The underground pop icon’s self-described “sellout era” still contains the work of a well-studied pop historian. 

by Ben Boddez

Even when Charli XCX, an artist typically regarded as one of the most forward-thinking pop stars on the planet, half-jokingly refers to her latest album as her “sellout era,” you can still expect a couple subversive twists alongside the catchy, stadium-ready hooks that she’s so experienced at crafting. While the British alt-pop sensation’s latest certainly doesn’t have the same hyperpop-leaning tunes to tide over her cult following, Charli’s latest sees her deconstructing the idea of the mainstream major-label pop star, rather than the sounds they typically make.

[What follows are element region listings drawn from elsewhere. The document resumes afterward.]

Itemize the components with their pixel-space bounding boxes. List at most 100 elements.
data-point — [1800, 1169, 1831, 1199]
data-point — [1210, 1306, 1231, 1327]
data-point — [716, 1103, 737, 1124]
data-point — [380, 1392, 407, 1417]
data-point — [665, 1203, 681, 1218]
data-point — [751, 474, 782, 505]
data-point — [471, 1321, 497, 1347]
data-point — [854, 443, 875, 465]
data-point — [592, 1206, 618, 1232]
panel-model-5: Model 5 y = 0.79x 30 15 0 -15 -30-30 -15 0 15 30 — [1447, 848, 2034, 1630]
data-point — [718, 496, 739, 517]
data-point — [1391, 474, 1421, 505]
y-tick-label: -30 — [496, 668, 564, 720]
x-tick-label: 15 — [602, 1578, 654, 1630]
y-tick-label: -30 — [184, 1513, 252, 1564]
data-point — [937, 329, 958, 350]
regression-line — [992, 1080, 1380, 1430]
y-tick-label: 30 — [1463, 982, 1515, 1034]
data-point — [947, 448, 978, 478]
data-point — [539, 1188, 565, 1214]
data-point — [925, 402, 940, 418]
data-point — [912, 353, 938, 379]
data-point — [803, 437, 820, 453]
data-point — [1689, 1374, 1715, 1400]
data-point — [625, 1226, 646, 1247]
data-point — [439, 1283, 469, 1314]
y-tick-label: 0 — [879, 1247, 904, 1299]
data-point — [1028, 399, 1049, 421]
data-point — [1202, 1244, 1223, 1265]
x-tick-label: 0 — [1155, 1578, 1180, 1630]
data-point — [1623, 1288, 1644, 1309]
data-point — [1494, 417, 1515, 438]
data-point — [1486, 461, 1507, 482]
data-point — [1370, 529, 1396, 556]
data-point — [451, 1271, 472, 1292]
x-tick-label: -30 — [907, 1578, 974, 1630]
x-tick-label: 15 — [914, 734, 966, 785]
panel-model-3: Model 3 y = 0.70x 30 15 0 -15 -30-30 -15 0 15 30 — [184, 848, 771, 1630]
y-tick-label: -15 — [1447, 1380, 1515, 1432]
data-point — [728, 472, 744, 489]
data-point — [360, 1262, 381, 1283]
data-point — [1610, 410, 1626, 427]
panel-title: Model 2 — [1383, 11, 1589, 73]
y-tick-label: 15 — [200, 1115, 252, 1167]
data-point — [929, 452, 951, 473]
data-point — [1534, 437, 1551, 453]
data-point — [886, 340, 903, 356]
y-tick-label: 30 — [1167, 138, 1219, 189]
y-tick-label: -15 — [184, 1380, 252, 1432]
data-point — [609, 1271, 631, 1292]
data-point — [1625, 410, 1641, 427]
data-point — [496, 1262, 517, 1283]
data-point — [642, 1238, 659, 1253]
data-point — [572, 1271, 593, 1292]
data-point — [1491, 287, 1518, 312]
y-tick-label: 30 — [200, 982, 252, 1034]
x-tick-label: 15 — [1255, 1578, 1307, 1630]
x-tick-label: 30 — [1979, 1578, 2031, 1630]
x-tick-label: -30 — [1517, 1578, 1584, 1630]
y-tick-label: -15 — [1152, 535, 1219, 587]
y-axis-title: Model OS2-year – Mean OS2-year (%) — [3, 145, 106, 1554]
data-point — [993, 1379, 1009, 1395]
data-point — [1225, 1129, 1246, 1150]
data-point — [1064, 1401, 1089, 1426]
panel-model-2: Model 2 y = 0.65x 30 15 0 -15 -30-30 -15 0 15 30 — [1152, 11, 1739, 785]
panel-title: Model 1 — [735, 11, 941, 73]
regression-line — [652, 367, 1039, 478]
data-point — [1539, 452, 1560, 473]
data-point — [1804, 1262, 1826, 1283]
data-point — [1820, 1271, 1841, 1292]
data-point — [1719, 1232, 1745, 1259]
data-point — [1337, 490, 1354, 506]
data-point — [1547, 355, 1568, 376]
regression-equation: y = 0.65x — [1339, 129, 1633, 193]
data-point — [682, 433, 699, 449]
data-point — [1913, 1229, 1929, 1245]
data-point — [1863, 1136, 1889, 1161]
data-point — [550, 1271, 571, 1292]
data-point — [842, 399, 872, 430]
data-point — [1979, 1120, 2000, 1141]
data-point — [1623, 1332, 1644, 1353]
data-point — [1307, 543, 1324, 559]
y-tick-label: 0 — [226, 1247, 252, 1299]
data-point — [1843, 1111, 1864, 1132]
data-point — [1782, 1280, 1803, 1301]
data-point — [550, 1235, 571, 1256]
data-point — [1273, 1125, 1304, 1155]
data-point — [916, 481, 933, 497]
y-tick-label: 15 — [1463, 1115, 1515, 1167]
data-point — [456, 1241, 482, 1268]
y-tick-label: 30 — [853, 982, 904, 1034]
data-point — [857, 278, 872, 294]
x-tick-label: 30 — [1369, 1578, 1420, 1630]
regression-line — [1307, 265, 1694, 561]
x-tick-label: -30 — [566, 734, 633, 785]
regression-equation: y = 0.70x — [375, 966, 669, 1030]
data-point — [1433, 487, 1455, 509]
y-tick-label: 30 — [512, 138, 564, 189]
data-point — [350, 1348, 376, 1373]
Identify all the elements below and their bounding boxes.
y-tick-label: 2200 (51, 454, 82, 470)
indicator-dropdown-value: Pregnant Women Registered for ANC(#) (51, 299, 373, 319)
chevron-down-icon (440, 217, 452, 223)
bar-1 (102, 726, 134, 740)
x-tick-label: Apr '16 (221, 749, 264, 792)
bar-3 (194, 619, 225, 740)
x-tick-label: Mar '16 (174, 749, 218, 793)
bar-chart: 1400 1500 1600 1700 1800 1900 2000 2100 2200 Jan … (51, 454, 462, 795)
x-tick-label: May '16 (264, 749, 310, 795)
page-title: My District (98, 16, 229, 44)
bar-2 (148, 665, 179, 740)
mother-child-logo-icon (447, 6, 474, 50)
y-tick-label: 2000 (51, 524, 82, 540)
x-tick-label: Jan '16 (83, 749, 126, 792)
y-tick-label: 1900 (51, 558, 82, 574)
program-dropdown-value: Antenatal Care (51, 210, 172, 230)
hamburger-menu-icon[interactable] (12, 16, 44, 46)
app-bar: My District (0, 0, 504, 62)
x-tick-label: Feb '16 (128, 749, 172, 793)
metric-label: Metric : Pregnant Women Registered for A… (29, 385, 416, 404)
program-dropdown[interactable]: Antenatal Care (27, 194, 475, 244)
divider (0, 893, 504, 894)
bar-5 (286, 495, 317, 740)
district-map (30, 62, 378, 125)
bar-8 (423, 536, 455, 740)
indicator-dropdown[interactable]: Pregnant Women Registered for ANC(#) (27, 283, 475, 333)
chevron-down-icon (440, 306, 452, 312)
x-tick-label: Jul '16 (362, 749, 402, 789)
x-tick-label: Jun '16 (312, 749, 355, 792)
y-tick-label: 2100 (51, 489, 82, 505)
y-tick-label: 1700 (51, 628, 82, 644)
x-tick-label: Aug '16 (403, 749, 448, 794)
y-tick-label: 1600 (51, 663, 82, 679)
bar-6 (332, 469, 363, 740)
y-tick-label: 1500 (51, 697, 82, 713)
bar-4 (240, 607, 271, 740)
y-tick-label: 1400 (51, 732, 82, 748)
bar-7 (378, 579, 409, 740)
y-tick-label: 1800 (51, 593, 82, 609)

Charli intentionally handed over writing duties on her lead single to Swedish superproducer Oscar Holter and starred in product placement-heavy music videos, but has sent Tweets explaining that it’s all part of an attempt to let the mainstream slowly warm up to something a little outside the norm, bringing some fellow pop visionaries like Rina Sawayama and Caroline Polachek along for the ride. The resulting music feels like Charli genuinely trying her best to appeal to a general audience while throwing in a couple nods to her more colourful past in the form of chopped-up vocals and robotic harmonies. In any case, when someone is this good at pop music, it’s hard to throw your support behind one side or the other.

Said to have been inspired primarily by Janet Jackson’s hits, the album runs between uptempo 80s dancepop, smoother R&B slow jams, and the electronic boom of the 2000s. Sampling some campy classics like September’s “Cry For You” and Robin S’ “Show Me Love,” CRASH is the sound of an experienced pop historian appreciating her genre’s past before taking a full-fledged leap into its future. As this is the last album on her major-label contract, there’s no telling what kind of sonic insanity we might receive from her next. As it stands, this is a pretty fun way to close a chapter.